Эстетический выбор всегда индивидуален, и эстетическое переживание — всегда переживание частное. Всякая новая эстетическая реальность делает человека, ее переживающего, лицом еще более частным, и частность эта, обретающая порой форму литературного (или какого-либо иного) вкуса, уже сама по себе может оказаться если не гарантией, то формой защиты от порабощения. Ибо человек со вкусом, в частности литературным, менее восприимчив к повторам и ритмическим заклинаниям, свойственным любой форме политической демагогии. Дело не столько в том, что добродетель не является гарантией создания шедевра, сколько в том, что зло, особенно политическое, всегда плохой стилист. Чем богаче эстетический опыт индивидуума, чем тверже его вкус, тем четче его нравственный выбор, тем он свободнее — хотя, возможно, и не счастливее.

Именно в этом, скорее прикладном, чем платоническом, смысле следует понимать замечание Достоевского, что «красота спасет мир», или высказывание Мэтью Арнолда, что нас спасет поэзия. Мир, вероятно, спасти уже не удастся, но отдельного человека всегда можно. Эстетическое чутье в человеке развивается весьма стремительно, ибо, даже не полностью отдавая себе отчет в том, чем он является и что ему на самом деле необходимо, человек, как правило, инстинктивно знает, что ему не нравится и что его не устраивает.
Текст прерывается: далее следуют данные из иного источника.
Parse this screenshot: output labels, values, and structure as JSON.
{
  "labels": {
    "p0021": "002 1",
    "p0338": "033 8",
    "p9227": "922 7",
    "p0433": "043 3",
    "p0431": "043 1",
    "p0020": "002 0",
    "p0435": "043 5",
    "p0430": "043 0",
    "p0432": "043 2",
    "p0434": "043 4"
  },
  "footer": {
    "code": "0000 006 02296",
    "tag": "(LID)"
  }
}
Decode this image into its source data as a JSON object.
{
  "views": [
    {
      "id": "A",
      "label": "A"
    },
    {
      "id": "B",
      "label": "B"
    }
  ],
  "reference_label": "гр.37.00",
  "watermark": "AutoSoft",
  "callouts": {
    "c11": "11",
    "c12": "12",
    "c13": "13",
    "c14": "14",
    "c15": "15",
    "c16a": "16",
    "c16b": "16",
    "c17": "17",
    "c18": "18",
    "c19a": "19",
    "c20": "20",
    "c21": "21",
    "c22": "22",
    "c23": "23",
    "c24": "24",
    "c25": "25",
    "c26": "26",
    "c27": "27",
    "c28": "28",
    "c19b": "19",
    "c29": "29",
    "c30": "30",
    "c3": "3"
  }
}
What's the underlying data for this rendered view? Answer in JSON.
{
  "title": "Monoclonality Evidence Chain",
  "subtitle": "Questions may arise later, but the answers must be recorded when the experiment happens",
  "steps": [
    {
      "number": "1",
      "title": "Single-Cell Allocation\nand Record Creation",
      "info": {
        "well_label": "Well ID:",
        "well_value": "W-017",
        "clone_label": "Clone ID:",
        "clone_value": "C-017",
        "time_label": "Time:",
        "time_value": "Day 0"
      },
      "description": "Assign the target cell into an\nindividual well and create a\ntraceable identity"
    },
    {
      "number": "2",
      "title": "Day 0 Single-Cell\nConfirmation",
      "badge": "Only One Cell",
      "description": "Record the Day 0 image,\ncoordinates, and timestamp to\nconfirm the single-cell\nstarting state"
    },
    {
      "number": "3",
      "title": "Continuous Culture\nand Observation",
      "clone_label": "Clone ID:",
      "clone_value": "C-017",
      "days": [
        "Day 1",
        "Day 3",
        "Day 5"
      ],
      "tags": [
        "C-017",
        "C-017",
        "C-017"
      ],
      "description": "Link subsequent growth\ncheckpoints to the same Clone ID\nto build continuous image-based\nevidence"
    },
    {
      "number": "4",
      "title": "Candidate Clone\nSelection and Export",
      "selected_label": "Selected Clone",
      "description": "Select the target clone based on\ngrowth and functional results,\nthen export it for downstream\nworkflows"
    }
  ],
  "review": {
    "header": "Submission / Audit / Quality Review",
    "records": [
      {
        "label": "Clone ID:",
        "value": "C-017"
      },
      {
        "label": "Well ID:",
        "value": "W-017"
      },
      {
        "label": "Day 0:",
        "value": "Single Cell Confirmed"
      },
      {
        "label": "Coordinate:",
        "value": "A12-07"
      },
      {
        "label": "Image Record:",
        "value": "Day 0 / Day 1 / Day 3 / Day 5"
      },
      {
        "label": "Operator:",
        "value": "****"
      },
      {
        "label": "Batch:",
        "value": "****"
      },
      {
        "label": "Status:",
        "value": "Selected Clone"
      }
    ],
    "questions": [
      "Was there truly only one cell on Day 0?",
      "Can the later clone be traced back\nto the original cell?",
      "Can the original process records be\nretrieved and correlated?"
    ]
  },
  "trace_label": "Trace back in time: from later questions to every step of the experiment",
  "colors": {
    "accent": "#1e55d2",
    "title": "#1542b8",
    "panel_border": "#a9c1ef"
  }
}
В антропологическом смысле, повторяю, человек является существом эстетическим прежде, чем этическим. Искусство поэтому, в частности литература, не побочный продукт видового развития, а ровно наоборот. Если тем, что отличает нас от прочих представителей животного царства, является речь, то литература, и в частности поэзия, будучи высшей формой словесности, представляет собой, грубо говоря, нашу видовую цель.

<...>

...Положение, при котором искусство вообще и литература в частности являются в обществе достоянием (прерогативой) меньшинства, представляется мне нездоровым и угрожающим. Я не призываю к замене государства библиотекой — хотя мысль эта неоднократно меня посещала,— но я не сомневаюсь, что, выбирай мы наших властителей на основании их читательско

го опыта, а не на основании их политических программ, на земле было бы меньше горя. Мне думается, что потенциального властителя наших судеб следовало бы спрашивать прежде всего не о том, как он представляет себе курс иностранной политики, а о том, как он относится к Стендалю, Диккенсу, Достоевскому. Хотя бы уже по одному тому, что насущным хлебом литературы является именно человеческое разнообразие и безобразие, она, литература, оказывается надежным противоядием от каких бы то ни было — известных и будущих — попыток тотального, массового подхода к решению проблем человеческого существования. Как система нравственного, по крайней мере, страхования, она куда более эффективна, нежели та или иная система верования или философская доктрина.

Потому что не может быть законов, защищающих нас от самих себя, ни один уголовный кодекс не предусматривает наказаний за преступления против литературы. И среди преступлений этих наиболее тяжким является не преследование авторов, не цензурные ограничения ит. п., не предание книг костру. Существует преступление более тяжкое — пренебрежение книгами, их не-чтение. За преступление это человек расплачивается всей своей жизнью; если же преступление это совершает нация — она платит за это своей историей. Живя в той стране, в которой я живу, я первый был бы готов поверить, что существует некая пропорция между материальным благополучием человека и его литературным невежеством; удерживает от этого меня, однако, история страны, в которой я родился и вырос. Ибо сведенная к причинно-следственному минимуму, к грубой формуле, русская трагедия — это именно трагедия общества, литература в котором оказалась прерогативой меньшинства: знаменитой русской интеллигенции.